Assume all strings have a constant length. TreeSet is implemented using a red-black tree, which has the same asymptotic runtime as a left-leaning red-black tree or a 2-3 tree.

Experimental analysis

Compare the runtimes across all 4 implementations, including TreeSetAutocomplete. Are certain algorithms faster than others? Are there any disagreements between the runtimes you hypothesized in asymptotic analysis and the runtimes you observed in your experimental graphs? Describe how differences between the theoretical assumptions made for asymptotic analysis and the actual settings in RuntimeExperiments might explain those disagreements. For allMatches, describe how the default prefix affects the experimental analysis.

To enable RuntimeExperiments, go to test > autocomplete > AutocompleteTests.java, scroll down to the RuntimeExperiments class around line 96, and comment out the @Disabled tag above the class header.

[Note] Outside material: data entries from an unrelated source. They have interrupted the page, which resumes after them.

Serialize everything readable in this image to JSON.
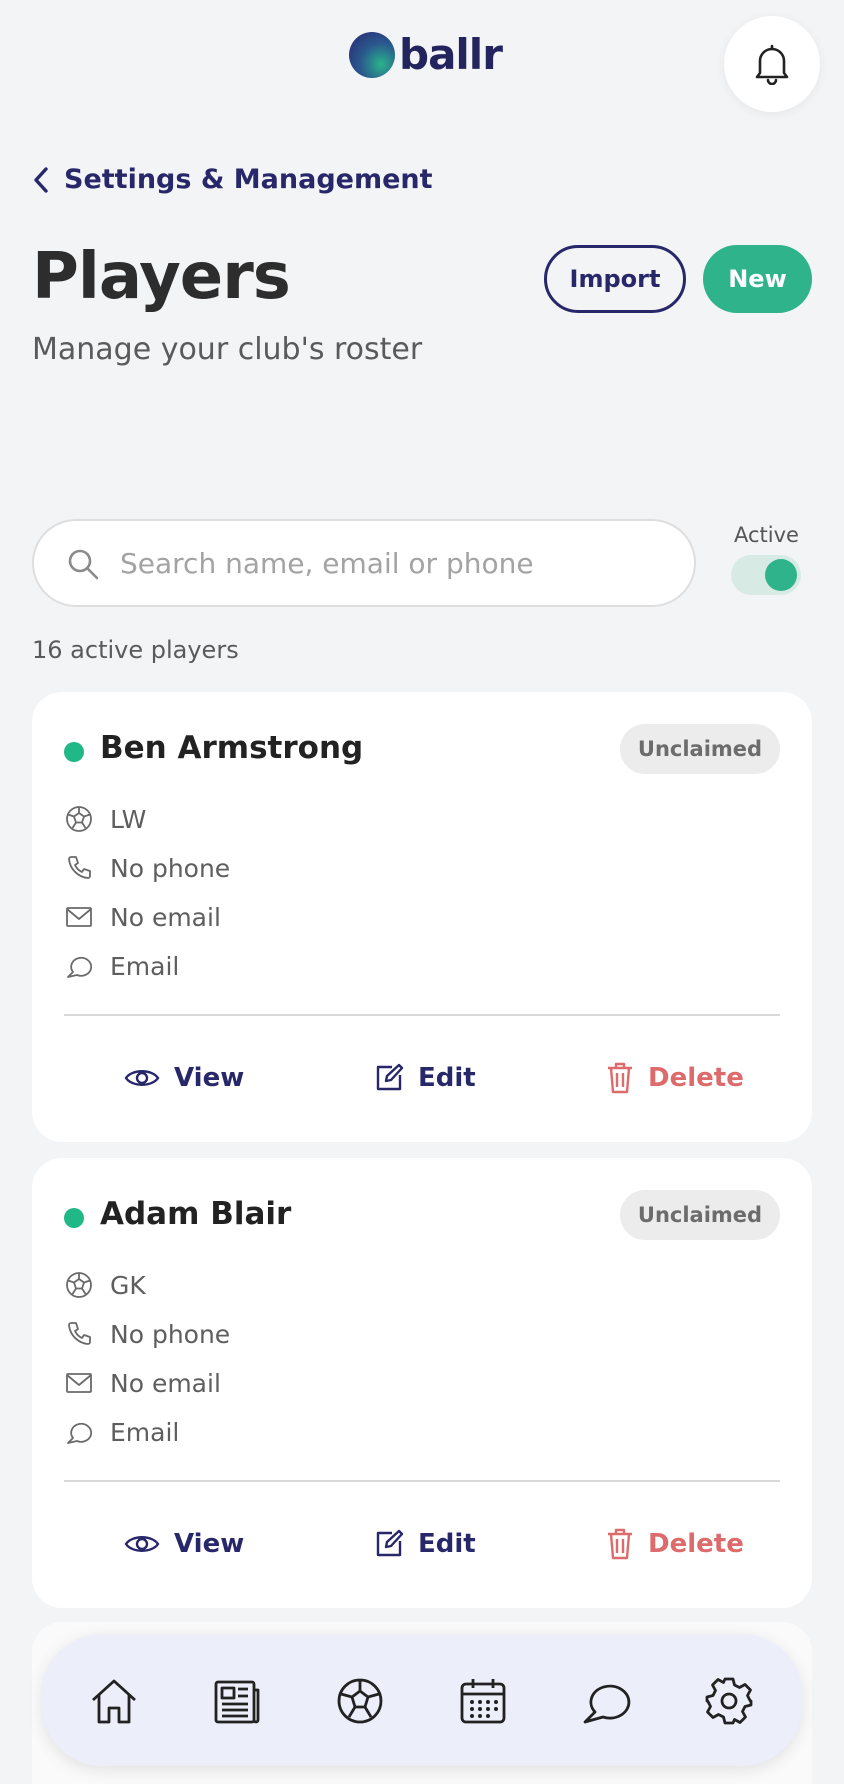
{
  "brand": {
    "name": "ballr"
  },
  "header": {
    "back_label": "Settings & Management",
    "title": "Players",
    "subtitle": "Manage your club's roster",
    "import_label": "Import",
    "new_label": "New"
  },
  "search": {
    "placeholder": "Search name, email or phone",
    "value": ""
  },
  "filter": {
    "active_label": "Active",
    "active_on": true
  },
  "roster": {
    "count_text": "16 active players"
  },
  "players": [
    {
      "name": "Ben Armstrong",
      "status": "Unclaimed",
      "position": "LW",
      "phone": "No phone",
      "email": "No email",
      "contact_pref": "Email"
    },
    {
      "name": "Adam Blair",
      "status": "Unclaimed",
      "position": "GK",
      "phone": "No phone",
      "email": "No email",
      "contact_pref": "Email"
    }
  ],
  "actions": {
    "view": "View",
    "edit": "Edit",
    "delete": "Delete"
  },
  "nav": {
    "items": [
      {
        "icon": "home-icon"
      },
      {
        "icon": "news-icon"
      },
      {
        "icon": "football-icon"
      },
      {
        "icon": "calendar-icon"
      },
      {
        "icon": "chat-icon"
      },
      {
        "icon": "gear-icon"
      }
    ]
  },
  "colors": {
    "brand_navy": "#27276a",
    "accent_green": "#2fb38b",
    "delete_red": "#dd6b6b",
    "background": "#f3f4f6"
  }
}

Run the provided RuntimeExperiments in AutocompleteTests to compare the real-world runtime of each implementation. For each implementation, RuntimeExperiments constructs an empty instance and records the number of seconds to add N terms to the dataset and then compute all matches for the prefix (such as Sea).

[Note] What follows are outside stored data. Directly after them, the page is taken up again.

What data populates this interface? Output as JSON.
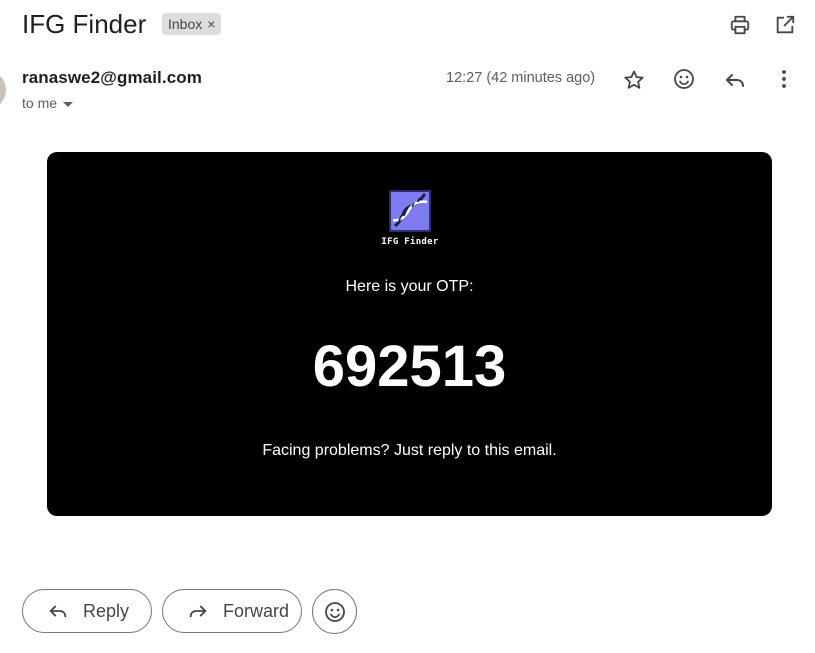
{
  "header": {
    "subject": "IFG Finder",
    "label": "Inbox",
    "label_remove": "×",
    "icons": [
      "print-icon",
      "open-in-new-window-icon"
    ]
  },
  "message": {
    "sender": "ranaswe2@gmail.com",
    "recipient_line": "to me",
    "time": "12:27 (42 minutes ago)",
    "action_icons": [
      "star-icon",
      "emoji-reaction-icon",
      "reply-icon",
      "more-options-icon"
    ]
  },
  "body": {
    "logo_text": "IFG Finder",
    "otp_intro": "Here is your OTP:",
    "otp_code": "692513",
    "help_text": "Facing problems? Just reply to this email.",
    "card_color": "#000000",
    "logo_color": "#7c7cf0"
  },
  "footer": {
    "reply_label": "Reply",
    "forward_label": "Forward"
  }
}
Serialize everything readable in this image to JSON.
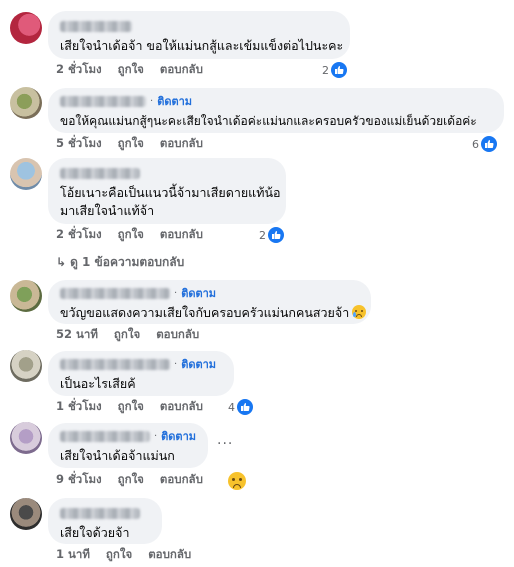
{
  "comments": [
    {
      "text_lines": [
        "เสียใจนำเด้อจ้า ขอให้แม่นกสู้และเข้มแข็งต่อไปนะคะ"
      ],
      "follow": "",
      "time": "2 ชั่วโมง",
      "like_label": "ถูกใจ",
      "reply_label": "ตอบกลับ",
      "reaction_count": "2"
    },
    {
      "text_lines": [
        "ขอให้คุณแม่นกสู้ๆนะคะเสียใจนำเด้อค่ะแม่นกและครอบครัวของแม่เย็นด้วยเด้อค่ะ"
      ],
      "follow": "ติดตาม",
      "time": "5 ชั่วโมง",
      "like_label": "ถูกใจ",
      "reply_label": "ตอบกลับ",
      "reaction_count": "6"
    },
    {
      "text_lines": [
        "โอ้ยเนาะคือเป็นแนวนี้จ้ามาเสียดายแท้น้อ",
        "มาเสียใจนำแท้จ้า"
      ],
      "follow": "",
      "time": "2 ชั่วโมง",
      "like_label": "ถูกใจ",
      "reply_label": "ตอบกลับ",
      "reaction_count": "2",
      "replies_label": "ดู 1 ข้อความตอบกลับ"
    },
    {
      "text_lines": [
        "ขวัญขอแสดงความเสียใจกับครอบครัวแม่นกคนสวยจ้า"
      ],
      "follow": "ติดตาม",
      "time": "52 นาที",
      "like_label": "ถูกใจ",
      "reply_label": "ตอบกลับ",
      "reaction_count": ""
    },
    {
      "text_lines": [
        "เป็นอะไรเสียค้"
      ],
      "follow": "ติดตาม",
      "time": "1 ชั่วโมง",
      "like_label": "ถูกใจ",
      "reply_label": "ตอบกลับ",
      "reaction_count": "4"
    },
    {
      "text_lines": [
        "เสียใจนำเด้อจ้าแม่นก"
      ],
      "follow": "ติดตาม",
      "time": "9 ชั่วโมง",
      "like_label": "ถูกใจ",
      "reply_label": "ตอบกลับ",
      "reaction_count": ""
    },
    {
      "text_lines": [
        "เสียใจด้วยจ้า"
      ],
      "follow": "",
      "time": "1 นาที",
      "like_label": "ถูกใจ",
      "reply_label": "ตอบกลับ",
      "reaction_count": ""
    }
  ],
  "colors": {
    "link_blue": "#216fdb",
    "like_blue": "#1877f2",
    "bubble_bg": "#f0f2f5",
    "meta_gray": "#65676b"
  },
  "icons": {
    "reaction": "thumbs-up-icon",
    "sticker": "sad-face-icon",
    "emoji_inline": "crying-face-icon",
    "menu": "more-dots-icon"
  },
  "more_menu": "···"
}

The first column denotes N, the total number of terms.
The second column denotes the average runtime for addAll in seconds.
The third column denotes the average runtime for allMatches in seconds.

Copy-paste the text into plotting software such as Desmos. Plot the runtimes of all 4 implementations on addAll and allMatches.

Above and beyond

Optionally, apply what you’ve learned by working on these project ideas.

Wordscapes

Wordscapes is an app that has multiple levels where you try to fill out a crossword puzzle using only the letters provided. Although a set of words can create several valid words, only a select few are considered to fill out the puzzle (perfect place to use isTerm). You can choose an implementation that you feel is most appropriate for the game and also create your own list of words to use for the crosswords you create.

Count of range sum

LeetCode 327. Count of Range Sum

Given an integer array nums and two integers lower and upper, return the number of range sums that lie in [lower, upper] inclusive. Range sum S(i, j) is defined as the sum of the elements in nums between indices i and j inclusive, where i <= j.

In order to build a solution for this LeetCode problem, it is essential to understand a data structure called a Segment Tree: a tree data structure for efficiently querying of values within intervals aka segments. Watch the video below in order to get a comprehensive understanding and overview of the segment tree data structure. The video covers everything you will need in order to come up with a Segment Tree approach solution for the LeetCode problem discussed above.

Trie implementation

During class, we compared the ternary search tree data structure to the trie data structure. Like a TST, a trie can also be used to implement the Autocomplete interface! Using this example TrieST class, identify and adapt relevant portions of the code to implement the Autocomplete interface. Most of the code in the TrieST class is not needed for implementing Autocomplete. Use the Trie Visualization to see what you expect your tree to look like!

Algorithmic fairness

In your project, you may have wondered how search engines display their results, and which sources they chose to display first. In this talk, Chirag Shah expands on these ideas, explores how ranking of search results impact users, and presents some algorithms and statistical methods that can be used to increase fairness and diversity in search result rankings.